On Tue, Oct 30, 2012 at 03:51:19PM +0100, Richard Biener wrote:
> +             FOR_EACH_IMM_USE_STMT (stmt, imm_iter, def)
> +               {
> +                 if (!gimple_debug_bind_p (stmt))
> +                   continue;
> +
> +                 FOR_EACH_IMM_USE_ON_STMT (use_p, imm_iter)
> +                   SET_USE (use_p, comp);
> +
> +                 if (!comp)
> +                   BREAK_FROM_IMM_USE_STMT (imm_iter);
> 
> how does comp magically become NULL_TREE here?

Looks like pasto to me, from the first loop.

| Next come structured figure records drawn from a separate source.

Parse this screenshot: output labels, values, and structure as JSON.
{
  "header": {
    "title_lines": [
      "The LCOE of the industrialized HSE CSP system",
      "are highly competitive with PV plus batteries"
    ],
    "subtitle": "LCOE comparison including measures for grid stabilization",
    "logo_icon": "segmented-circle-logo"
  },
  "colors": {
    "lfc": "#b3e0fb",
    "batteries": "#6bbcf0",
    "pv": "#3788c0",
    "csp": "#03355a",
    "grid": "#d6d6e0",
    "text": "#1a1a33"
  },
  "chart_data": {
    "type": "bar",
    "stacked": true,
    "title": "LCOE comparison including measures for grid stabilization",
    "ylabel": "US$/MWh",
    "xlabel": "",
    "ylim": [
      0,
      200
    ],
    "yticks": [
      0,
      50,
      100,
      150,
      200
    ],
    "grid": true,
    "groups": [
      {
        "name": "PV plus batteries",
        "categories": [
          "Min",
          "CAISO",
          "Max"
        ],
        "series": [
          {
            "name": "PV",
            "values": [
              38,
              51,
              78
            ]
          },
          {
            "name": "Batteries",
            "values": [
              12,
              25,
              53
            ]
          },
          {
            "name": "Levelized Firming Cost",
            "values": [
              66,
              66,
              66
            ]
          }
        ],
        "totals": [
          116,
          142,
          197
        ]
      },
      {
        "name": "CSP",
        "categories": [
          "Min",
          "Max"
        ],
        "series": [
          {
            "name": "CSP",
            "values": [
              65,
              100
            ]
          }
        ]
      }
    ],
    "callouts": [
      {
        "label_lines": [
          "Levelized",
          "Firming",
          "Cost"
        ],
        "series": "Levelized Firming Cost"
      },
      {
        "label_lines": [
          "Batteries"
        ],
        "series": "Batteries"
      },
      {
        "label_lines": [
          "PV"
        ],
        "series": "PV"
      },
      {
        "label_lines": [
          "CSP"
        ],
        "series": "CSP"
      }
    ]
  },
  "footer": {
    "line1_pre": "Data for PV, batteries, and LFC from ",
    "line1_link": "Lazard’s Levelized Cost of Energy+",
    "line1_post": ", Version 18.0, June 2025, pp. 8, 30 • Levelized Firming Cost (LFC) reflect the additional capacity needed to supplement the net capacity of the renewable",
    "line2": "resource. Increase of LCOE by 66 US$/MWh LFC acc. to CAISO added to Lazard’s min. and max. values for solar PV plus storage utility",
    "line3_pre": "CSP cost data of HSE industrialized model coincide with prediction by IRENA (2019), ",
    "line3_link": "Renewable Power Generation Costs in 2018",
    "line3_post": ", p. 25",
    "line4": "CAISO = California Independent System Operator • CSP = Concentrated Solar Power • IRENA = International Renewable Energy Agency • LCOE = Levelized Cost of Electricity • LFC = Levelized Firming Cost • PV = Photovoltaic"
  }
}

BTW, I'd also think that the first loop should set count = 2 if
the debug stmt already has a non-trivial expression (i.e. rhs isn't
just the SSA_NAME), to force a debug temp in that case to avoid creating too
large debug stmts.

> Btw, what's all the fuzz with IV candidates, etc?  At least for non-PHIs
> I don't see why the regular release_ssa_name way of doing things does
> not work.  IVOPTs is slow enough ...

Even if it is non-PHI, release_ssa_name will replace it with the definition,
and then on another release_ssa_name again and again, and finally either
be lucky enough that some SSA_NAME stays (is an IV that has been kept), but
more often you'll just reach the PHI node and end up with a long list of:
  DEBUG D#7 => NULL
  DEBUG D#6 => D#7
  DEBUG D#5 => D#6
  DEBUG D#4 => D#5
  DEBUG D#3 => D#4
  DEBUG D#2 => D#3
  DEBUG D#1 => D#2
(the NULL because of PHI).  We don't need to find optimal IV replacement,
so the code tries just a couple of them (perhaps the 64 should be a param,
and perhaps could be lower by default), it just helps if the expression is
smaller (smaller debug info), and if it contains as few SSA_NAMEs as
possible (then it is more likely it will actually be useful).